Вот вам и вся Джейн. И все ее ученые. Увертки, увертки и увертки. Поганый народ – ученые.
Когда я погасил свою прикроватную лампу, Джейн читала какого-то южноафриканского романиста. «Приятных снов», – пробормотала она.
Я смотрел в потолок.
– Тот человек, Гамильтон, – сказал я. – Помнишь? В Данблэйне. Тот, что пришел с четырьмя пистолетами в спортивный зал подготовительной школы. И через три минуты пятнадцать пятилетних малышей и их учительница были мертвы. Человеческое существо целится в ребенка и смотрит, как пуля разрывает тому череп. Представь себе кровь, полное непонимание в глазах детей. А он все делает, и делает, и делает это. Прицеливается и спускает курок.
Джейн отложила книгу:
– Что ты пытаешься мне сказать?
– Не знаю. Не знаю. Но разве не именно это мы и должны попытаться понять?

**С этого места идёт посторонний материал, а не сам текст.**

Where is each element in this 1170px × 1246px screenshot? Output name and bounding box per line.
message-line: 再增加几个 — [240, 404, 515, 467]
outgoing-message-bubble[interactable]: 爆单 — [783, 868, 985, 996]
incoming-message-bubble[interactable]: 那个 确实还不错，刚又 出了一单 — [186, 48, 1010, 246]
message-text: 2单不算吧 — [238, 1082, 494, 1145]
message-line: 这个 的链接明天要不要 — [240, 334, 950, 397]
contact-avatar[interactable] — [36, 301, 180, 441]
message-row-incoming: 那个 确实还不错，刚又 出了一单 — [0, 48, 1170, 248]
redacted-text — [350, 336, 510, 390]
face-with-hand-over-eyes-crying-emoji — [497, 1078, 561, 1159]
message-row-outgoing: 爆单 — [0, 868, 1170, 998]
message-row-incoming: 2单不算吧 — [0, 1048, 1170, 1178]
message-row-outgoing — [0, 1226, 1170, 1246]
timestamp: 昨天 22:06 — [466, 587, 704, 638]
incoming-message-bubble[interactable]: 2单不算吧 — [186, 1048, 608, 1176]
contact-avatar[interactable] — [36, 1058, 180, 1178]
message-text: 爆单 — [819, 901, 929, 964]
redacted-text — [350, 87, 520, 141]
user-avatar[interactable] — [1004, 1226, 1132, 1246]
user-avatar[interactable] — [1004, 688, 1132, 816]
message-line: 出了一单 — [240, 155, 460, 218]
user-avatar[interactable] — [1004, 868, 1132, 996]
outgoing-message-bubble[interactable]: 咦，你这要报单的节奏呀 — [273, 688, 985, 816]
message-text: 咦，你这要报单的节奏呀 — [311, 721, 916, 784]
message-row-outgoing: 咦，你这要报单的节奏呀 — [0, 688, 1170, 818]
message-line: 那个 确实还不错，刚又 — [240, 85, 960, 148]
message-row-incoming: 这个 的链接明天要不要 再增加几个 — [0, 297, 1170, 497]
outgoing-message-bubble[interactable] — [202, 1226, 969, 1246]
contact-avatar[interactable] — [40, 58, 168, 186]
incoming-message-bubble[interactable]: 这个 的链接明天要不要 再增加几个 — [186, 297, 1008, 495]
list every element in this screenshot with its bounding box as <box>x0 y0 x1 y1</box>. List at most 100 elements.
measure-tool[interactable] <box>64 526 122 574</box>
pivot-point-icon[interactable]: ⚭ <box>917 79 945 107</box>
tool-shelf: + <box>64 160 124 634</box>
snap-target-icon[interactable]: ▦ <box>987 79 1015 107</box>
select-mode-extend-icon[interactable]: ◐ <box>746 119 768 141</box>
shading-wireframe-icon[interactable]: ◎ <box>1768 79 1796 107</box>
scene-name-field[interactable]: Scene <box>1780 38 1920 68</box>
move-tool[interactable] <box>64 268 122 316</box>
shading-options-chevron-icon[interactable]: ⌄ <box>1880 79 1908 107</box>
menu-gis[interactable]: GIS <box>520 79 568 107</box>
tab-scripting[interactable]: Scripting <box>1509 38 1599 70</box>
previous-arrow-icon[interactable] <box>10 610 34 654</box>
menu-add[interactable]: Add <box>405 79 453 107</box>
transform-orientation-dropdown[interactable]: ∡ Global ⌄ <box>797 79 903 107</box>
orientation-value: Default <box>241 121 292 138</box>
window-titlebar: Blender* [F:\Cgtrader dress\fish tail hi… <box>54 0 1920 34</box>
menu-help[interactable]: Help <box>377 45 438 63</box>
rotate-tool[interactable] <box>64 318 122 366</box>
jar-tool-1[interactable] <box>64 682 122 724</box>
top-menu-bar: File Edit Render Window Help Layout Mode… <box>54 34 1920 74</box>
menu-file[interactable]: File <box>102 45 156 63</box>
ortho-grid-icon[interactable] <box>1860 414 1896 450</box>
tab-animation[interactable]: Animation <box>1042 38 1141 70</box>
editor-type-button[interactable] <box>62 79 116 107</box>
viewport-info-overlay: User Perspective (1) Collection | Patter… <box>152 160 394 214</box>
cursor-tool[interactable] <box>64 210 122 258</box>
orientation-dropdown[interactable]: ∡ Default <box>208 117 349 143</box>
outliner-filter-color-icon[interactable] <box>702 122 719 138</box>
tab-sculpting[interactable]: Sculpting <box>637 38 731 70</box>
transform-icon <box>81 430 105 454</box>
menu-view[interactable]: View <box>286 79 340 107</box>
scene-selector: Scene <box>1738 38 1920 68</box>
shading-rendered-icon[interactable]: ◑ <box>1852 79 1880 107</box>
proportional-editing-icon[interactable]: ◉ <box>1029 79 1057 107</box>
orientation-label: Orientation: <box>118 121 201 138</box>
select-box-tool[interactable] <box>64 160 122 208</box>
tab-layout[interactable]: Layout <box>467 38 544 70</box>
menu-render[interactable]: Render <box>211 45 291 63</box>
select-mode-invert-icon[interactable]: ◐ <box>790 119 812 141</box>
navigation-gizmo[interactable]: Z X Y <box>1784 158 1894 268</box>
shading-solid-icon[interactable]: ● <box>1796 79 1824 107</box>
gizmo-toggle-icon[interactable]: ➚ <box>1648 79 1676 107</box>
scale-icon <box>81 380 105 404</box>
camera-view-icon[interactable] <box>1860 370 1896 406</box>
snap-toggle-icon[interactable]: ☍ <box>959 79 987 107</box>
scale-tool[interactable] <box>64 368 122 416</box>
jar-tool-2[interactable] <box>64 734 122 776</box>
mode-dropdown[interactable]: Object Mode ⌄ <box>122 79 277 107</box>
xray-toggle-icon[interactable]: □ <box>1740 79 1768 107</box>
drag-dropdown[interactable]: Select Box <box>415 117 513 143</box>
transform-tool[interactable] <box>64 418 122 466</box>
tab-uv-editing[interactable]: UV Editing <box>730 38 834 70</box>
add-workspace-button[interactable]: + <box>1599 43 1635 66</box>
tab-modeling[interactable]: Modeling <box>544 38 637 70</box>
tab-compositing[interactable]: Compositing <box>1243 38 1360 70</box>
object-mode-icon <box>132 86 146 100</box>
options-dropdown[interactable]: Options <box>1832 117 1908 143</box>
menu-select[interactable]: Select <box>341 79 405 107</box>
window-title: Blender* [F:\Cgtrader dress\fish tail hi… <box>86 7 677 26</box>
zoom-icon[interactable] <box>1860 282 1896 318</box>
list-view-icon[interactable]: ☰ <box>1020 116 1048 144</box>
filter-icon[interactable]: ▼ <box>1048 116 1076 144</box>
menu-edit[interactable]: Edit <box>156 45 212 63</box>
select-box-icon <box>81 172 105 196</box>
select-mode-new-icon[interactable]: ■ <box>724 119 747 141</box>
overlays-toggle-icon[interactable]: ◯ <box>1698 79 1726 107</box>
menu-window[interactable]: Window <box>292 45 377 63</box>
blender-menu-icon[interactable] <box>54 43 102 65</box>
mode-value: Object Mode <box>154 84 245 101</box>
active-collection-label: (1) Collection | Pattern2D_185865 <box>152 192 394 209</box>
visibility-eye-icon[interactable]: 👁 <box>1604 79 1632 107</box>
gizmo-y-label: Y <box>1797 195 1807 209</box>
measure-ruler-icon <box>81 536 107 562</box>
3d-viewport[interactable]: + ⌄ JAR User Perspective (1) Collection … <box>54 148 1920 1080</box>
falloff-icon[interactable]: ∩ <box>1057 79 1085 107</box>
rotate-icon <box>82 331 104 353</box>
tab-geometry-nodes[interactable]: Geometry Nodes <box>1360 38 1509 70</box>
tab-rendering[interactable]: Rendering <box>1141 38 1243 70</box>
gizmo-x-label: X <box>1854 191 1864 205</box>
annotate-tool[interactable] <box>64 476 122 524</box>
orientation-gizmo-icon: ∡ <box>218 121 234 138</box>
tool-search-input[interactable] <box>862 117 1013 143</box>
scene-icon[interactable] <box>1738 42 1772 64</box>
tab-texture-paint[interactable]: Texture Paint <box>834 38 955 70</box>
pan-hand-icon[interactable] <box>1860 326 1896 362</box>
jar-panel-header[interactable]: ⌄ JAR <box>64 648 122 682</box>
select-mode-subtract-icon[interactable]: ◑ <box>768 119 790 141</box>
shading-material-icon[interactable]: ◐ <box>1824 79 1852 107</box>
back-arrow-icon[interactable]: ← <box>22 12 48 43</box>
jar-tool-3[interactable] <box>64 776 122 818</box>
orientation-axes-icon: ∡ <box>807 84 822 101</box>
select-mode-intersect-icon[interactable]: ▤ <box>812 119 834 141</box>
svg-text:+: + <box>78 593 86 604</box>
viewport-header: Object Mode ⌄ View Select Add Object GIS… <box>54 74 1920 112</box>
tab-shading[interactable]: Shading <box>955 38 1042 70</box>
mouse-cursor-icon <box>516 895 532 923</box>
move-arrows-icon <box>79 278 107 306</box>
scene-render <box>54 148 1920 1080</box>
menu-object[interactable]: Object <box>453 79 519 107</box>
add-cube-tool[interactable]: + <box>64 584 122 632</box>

– Надеюсь, ты не собираешься использовать этот кошмарный случай как доказательство того, что твое сердце больше моего или что твой предмет важнее, чем мой.
– Нет, я не об этом. Не об этом. Правда.
– Пип, ты плачешь!
– А, ладно, пустяки.
На следующее утро, катя по Куинз-роуд, я дал себе исчерпывающее объяснение происшедшего. Унижение. Все очень просто. Фрейзер-Стюарт уязвил меня гораздо сильнее, чем я готов был признать. И я, обозлившись, залился внутренне краской стыда. Я вел себя как забалованное дитя, поскольку боялся близящегося перехода из студентов в мир взрослых людей. Что клево, то клево. Все было не более чем маленькой, естественной вспышкой раздражения. Что-то похожее я уже говорил – о двери, о том, как медлишь на пороге. Говоря «прощай» долгому, счастливому времени, когда ты был правильным, умненьким мальчиком, писавшим сочинения и получавшим похвалы, и писавшим новые, после которых его снова осыпали хвалами. В семь лет я был умнее большинства десятилеток, в четырнадцать умнее семнадцатилеток, а в семнадцать – большинства двадцатилетних ребят. Теперь мне двадцать четыре, и я нисколько не умнее сверстников, которых вижу вокруг, да и вообще все это больше уже не скачки на приз за одаренность. Все они теперь идут со мной вровень, а я уяснил, понял, с резким уколом ужаса в животе, – опасность в том, что я-то останусь стоять на месте, а они понесутся дальше. Но ведь конечно же, хотя бы одну ханжескую, пуританскую вспышечку гнева перед тем, как вступить на долгий, изнурительный путь наверх – к порядку и прилежанию, совестливости и старательности, тщанию и труду, – позволить себе я мог? Разочек подергаться, покричать, глядя, как затягивается тучами слепящий, сверкающий небосвод юности?